Labor rights: there is law, but it doesn’t work
According to the research of the International Trade Union Confederation, Ukraine is among the countries where there are practically no guarantees of labor rights. On the one hand, the country has all the necessary legislation in this field, sometimes advantages for employees are even more attractive than in several EU countries, but very often all this doesn’t work in practice. For instance, there are provisions prohibiting labor discrimination, but there are multiple cases of age-related discrimination, or gender discrimination when young women have smaller chances to be employed because employers don’t wont to pay for their potential maternity leave, or when employers prefer a male/female employee for a certain vacancy, or cases when employers impose excessive requirements to candidates for a vacancy. The labor rights of those who work off the books are not protected at all.
Obsolete legislation is one of the main reasons of the problem. The code of laws on labor was adopted in 1971, when the environment was absolutely different. Moreover, a new draft Labor Code which has not been adopted yet, is already out-of-date. For instance, it still refers to employment record books which are to be cancelled, but it has no regulations for outsource and freelance. The second important reason is the absence of social dialogue, cooperation between the state, employers and trade unions. According to Andriy Kochuk, the majority of trade unions are not efficient as an instrument to protect employees’ rights. Even those which really work have practically no leverage on employers, except for protest in the streets.
The Ministry of Social Policy agrees that changes are required. “We have set a course for an open economy, so our labor legislation has to be approximated to EU legislation.

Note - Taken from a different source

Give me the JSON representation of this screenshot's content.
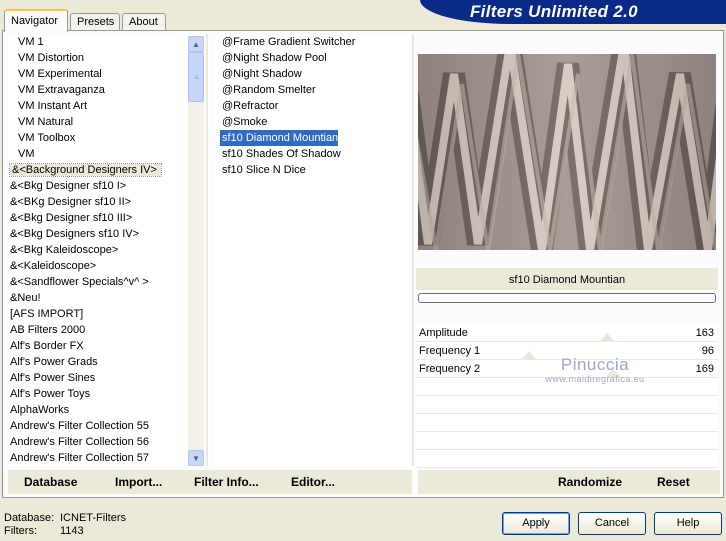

There are many useful provisions from which both employees and employers would benefit,” Viktor Ivankevych noted.
The experience of Western countries has shown that mechanisms of social guarantees are more efficient when they give advantages both to employers and employees, said Olena Ivanova. For instance, the French fund for support of workers with disabilities helps the employers to adjust the workplace to the needs of their employees with disabilities.